My 10 Principles Of Networking

In sales and in life for that matter you are only as good as the people you know, work with and are friends with. You are only as strong as your affiliations. You have to know and be willing to work with everyone if you are going to be successful life. So with that in mind embrace every bridge you have and never ever burn them.

“Allow me to be generous “is my philosophy and it has done me well. I believe that if you go out of your way to help people in general and your business associates specifically you will never go hungry. That if you “pay it forward” as the popular phrase goes good things will always come back to you.

Harry Truman once said. “It is amazing how much gets done when you don’t care who gets the credit”, and nothing could be truer. If we all look out for one another, remember one another and try to help one another, good things happen, they always have, they always will. It’s simply a matter as I said earlier

It’s interesting to me that although I have been living by this credo for more years than I care to remember, with the onset of social media, networking has become big business. What I always considered a nice, natural and normal thing to do has now become an art. Networking has become a formal subject that is being taught in business classes! There are all kinds of books and seminars covering the right way to network, whom to network with, how to participate in a network how to create a network and how to grow your network and how to get the most out of your network.

Now while I think this is all well and good and I encourage everyone to learn everything they can about being a great networker. I’m somewhat bemused at how what I always took for granted as the right thing to do has become a business strategy, nay more of a business tactic to get what you want out of people. To me this should only be common sense (sorry it just fit so well here).
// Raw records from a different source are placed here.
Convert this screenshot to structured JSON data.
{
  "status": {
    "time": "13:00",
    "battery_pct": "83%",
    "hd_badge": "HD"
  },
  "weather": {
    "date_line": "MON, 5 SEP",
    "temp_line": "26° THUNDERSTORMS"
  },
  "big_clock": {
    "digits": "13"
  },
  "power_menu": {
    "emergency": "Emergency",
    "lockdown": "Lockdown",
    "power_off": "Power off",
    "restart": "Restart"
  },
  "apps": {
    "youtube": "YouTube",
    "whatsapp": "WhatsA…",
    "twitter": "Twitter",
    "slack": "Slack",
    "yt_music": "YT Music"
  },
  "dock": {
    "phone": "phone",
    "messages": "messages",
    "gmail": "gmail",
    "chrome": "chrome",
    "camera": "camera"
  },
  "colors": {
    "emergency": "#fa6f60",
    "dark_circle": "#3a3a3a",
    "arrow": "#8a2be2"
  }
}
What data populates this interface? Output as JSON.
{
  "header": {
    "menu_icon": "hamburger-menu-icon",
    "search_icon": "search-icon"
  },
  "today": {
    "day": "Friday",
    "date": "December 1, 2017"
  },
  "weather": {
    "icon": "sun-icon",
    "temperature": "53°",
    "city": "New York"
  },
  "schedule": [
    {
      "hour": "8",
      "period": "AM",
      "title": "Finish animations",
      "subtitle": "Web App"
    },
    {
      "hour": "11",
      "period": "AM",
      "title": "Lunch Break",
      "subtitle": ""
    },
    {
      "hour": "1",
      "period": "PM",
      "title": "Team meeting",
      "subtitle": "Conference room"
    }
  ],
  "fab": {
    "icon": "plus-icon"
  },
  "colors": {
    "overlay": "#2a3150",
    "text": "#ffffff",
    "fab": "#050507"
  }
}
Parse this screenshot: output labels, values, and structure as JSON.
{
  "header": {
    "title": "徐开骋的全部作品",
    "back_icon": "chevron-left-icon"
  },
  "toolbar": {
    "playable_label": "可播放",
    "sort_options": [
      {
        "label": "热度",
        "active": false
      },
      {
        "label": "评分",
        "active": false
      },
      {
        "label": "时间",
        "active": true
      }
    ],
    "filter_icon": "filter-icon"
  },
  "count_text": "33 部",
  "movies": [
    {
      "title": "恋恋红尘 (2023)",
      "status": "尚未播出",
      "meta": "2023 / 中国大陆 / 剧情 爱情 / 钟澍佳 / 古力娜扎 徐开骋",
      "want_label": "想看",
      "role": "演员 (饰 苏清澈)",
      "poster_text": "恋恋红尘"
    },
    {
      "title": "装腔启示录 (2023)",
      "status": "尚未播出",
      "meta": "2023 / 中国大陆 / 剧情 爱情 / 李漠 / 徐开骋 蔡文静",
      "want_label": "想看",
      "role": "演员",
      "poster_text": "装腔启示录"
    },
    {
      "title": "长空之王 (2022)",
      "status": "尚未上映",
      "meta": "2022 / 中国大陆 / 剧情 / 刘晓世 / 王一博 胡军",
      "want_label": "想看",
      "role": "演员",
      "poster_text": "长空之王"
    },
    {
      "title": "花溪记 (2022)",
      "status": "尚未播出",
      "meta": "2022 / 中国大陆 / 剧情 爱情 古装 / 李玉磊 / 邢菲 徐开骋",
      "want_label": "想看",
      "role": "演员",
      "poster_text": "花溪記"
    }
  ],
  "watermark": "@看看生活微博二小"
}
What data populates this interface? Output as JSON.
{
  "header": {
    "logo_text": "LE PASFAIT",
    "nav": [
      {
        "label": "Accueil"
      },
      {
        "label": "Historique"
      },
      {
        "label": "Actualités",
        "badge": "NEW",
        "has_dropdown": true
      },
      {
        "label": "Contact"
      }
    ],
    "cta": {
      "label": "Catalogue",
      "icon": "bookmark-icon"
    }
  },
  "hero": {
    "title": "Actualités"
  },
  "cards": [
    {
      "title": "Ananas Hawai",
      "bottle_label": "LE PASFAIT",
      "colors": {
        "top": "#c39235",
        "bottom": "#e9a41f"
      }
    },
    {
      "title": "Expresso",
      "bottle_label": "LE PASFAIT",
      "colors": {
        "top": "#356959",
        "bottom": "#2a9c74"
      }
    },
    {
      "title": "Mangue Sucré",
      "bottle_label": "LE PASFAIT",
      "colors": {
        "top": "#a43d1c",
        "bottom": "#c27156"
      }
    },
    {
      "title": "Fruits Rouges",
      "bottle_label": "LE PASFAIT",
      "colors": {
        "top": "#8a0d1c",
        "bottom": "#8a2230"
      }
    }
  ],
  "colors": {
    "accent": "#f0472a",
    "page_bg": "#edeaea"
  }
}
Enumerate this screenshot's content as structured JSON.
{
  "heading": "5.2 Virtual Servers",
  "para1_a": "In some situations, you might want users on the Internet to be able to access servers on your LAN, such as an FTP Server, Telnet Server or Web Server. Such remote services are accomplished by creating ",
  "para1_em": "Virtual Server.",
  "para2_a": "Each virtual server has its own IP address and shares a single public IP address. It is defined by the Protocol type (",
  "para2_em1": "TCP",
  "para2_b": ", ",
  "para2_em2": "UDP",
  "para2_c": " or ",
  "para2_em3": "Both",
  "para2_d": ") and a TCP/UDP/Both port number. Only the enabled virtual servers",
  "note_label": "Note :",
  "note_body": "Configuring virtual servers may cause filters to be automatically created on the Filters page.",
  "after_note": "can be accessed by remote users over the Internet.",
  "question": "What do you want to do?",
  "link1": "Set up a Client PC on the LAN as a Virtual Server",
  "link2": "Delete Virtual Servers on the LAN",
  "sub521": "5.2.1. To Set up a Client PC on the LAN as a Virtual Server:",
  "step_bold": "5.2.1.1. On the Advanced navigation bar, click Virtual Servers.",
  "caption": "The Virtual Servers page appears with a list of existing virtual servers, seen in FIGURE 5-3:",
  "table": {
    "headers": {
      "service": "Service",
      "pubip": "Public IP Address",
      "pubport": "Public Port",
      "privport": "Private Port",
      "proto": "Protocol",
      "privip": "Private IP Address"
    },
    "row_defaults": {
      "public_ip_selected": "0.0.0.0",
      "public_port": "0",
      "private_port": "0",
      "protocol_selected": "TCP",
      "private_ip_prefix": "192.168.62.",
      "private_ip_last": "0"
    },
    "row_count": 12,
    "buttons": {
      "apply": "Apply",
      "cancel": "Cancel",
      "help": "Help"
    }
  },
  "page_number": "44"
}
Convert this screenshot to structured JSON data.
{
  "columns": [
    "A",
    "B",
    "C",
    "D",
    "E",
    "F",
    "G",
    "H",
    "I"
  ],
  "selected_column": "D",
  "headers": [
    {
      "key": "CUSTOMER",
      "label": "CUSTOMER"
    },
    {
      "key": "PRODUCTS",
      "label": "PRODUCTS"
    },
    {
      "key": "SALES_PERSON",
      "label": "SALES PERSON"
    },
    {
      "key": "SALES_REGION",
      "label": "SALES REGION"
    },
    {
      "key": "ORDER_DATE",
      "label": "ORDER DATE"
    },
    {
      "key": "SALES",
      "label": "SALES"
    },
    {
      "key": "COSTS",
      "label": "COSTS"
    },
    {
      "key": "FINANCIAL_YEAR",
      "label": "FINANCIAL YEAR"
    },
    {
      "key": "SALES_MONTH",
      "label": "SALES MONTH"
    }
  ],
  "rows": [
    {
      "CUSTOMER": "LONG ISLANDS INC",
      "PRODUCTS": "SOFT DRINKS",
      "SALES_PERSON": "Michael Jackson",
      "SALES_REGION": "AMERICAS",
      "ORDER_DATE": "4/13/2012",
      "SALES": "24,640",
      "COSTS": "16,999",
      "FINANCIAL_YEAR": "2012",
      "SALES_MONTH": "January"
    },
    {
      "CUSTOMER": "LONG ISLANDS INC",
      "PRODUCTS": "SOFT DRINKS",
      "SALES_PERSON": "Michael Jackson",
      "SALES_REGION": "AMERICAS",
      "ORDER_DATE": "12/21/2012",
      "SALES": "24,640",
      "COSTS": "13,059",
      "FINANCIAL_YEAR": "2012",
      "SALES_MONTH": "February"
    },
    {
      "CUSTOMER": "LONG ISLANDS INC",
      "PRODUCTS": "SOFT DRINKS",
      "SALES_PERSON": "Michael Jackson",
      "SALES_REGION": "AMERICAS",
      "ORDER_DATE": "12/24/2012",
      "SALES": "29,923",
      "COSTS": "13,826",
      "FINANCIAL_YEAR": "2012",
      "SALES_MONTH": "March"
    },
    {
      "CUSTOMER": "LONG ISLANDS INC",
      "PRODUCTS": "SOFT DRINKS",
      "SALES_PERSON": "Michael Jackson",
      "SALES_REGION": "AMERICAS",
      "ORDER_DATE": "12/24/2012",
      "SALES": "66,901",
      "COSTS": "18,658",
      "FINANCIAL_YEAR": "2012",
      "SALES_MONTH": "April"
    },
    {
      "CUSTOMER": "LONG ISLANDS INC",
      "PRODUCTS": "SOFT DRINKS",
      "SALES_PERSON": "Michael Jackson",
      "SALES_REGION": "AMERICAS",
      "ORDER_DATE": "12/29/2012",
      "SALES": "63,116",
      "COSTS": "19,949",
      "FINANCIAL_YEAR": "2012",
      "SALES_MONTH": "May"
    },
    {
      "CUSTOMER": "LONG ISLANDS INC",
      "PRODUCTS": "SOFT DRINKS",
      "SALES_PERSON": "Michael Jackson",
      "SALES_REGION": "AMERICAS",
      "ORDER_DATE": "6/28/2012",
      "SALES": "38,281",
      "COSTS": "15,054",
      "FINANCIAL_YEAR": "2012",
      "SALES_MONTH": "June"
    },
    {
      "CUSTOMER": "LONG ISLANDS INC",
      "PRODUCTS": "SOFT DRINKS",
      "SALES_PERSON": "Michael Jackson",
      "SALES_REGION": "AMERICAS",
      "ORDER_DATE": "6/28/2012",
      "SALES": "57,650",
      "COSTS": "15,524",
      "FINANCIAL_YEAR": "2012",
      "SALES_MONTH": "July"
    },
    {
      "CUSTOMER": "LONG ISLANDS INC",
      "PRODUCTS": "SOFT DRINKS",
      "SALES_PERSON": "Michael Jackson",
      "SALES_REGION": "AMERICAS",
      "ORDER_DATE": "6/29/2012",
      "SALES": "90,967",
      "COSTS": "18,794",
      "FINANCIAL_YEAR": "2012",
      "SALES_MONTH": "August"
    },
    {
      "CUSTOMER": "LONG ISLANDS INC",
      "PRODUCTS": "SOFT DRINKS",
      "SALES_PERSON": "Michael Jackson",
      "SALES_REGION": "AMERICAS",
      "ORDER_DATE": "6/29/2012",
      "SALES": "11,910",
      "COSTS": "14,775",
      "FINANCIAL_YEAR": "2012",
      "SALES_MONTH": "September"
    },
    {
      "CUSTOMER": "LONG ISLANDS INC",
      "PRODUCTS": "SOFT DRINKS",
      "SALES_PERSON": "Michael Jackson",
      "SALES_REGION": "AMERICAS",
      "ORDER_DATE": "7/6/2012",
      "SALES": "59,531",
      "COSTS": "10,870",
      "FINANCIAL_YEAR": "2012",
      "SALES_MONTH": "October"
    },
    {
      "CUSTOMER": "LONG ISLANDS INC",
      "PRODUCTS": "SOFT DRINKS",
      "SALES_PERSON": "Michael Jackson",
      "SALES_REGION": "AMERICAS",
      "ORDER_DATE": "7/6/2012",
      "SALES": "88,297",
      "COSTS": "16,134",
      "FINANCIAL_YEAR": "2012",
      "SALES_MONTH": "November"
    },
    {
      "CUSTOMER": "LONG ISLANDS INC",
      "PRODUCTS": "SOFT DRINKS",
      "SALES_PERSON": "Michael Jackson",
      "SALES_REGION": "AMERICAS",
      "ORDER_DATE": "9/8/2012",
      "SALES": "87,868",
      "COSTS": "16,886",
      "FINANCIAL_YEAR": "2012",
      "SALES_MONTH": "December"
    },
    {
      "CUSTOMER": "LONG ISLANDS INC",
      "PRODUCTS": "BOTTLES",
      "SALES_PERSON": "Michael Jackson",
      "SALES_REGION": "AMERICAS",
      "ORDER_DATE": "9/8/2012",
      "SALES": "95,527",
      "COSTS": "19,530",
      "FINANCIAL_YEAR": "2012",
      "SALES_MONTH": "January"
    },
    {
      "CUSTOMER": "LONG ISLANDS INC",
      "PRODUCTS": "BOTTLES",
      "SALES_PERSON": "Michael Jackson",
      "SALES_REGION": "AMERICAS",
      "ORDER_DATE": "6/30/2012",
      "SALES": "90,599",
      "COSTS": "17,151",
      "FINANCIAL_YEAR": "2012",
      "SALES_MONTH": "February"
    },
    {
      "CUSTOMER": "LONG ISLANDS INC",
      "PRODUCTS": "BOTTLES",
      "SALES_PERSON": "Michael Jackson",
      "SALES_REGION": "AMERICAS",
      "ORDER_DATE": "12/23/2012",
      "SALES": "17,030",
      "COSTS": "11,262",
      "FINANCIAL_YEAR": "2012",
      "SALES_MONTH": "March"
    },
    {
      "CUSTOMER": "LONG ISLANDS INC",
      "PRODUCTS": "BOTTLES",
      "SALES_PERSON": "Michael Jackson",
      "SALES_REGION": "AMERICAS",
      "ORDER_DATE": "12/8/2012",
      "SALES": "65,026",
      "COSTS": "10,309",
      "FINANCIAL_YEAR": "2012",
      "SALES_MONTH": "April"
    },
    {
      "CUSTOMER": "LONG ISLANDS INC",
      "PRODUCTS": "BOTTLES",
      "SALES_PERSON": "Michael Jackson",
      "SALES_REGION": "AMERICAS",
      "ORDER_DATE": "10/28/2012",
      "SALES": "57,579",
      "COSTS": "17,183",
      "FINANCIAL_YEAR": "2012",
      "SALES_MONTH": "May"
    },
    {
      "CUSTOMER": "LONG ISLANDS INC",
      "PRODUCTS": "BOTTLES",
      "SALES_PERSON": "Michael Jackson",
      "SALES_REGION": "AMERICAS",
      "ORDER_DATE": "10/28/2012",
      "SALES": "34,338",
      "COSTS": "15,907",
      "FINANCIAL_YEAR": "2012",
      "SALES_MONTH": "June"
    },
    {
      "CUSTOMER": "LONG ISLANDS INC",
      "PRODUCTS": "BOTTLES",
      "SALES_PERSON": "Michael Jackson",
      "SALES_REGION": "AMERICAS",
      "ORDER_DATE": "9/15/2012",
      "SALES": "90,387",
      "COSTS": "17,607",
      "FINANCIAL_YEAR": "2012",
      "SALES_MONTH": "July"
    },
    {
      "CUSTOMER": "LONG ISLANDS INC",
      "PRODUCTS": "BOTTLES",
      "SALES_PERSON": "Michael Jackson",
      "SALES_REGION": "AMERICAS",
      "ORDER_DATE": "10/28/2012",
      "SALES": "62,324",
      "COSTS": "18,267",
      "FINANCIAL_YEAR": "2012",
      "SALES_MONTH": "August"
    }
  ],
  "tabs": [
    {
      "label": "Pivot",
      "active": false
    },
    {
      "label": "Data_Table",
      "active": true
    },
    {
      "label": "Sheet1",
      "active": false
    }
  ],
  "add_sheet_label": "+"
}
It should be something that we learned from our parents, something that has just always been the right thing to do.

I have to refer back to my old favorite book Reverend Robert Fulghum’s famous, In which he talks about all of the things we learned when we were five years old still apply today. In fact in terms of social behavior by the time we were six years old we had been taught everything we would need to know to successfully get by in life.

Look the new books are great, there is nothing wrong with picking up some new tools and tips. Social media is great, a wonderful way to put people together but really now is there really anything new? Is there anything that will change the way we interact or interact with people?

So just as a review I will list my simple rules for connecting and working with people or what we now call networking:

  1. Treat others as you want to be treated.
  2. Allow me to be generous. Let me help you in any way that I can.
  3. Let’s not keep score. I am happy to help you without limitations.
  4. Feel free to share especially ideas, people and opportunities.
  5. Trust people until they prove you wrong and then re-trust them if they express remorse for having been untrustworthy.
  6. Every time you meet a new person think about what you could do for them.
  7. Every time you meet a new person think about what they could do for someone you know.
  8. Never expect anything in return…except maybe the warm comfort of knowing that you did the right thing.
  9. Always be connecting people you know if they can help one another.
  10. Never look at life as a zero sum game instead look at it in this way. If someone you know wins, you all win.

And oh yes, one more in the spirit of under promising and over delivering.

11. And finally avoid having “enemies” and if you do for some reason find yourself with an “enemy” turn that “enemy” into a friend. Having enemies is counter-productive. A friend of mine gave me this quote the other day. If you find yourself with an enemy one day do something nice for that person, it will confuse the hell out of them and put a smile on your face.

So there you have them my rules to live by. What are your rules? What do you live by? You need to think about this…a lot.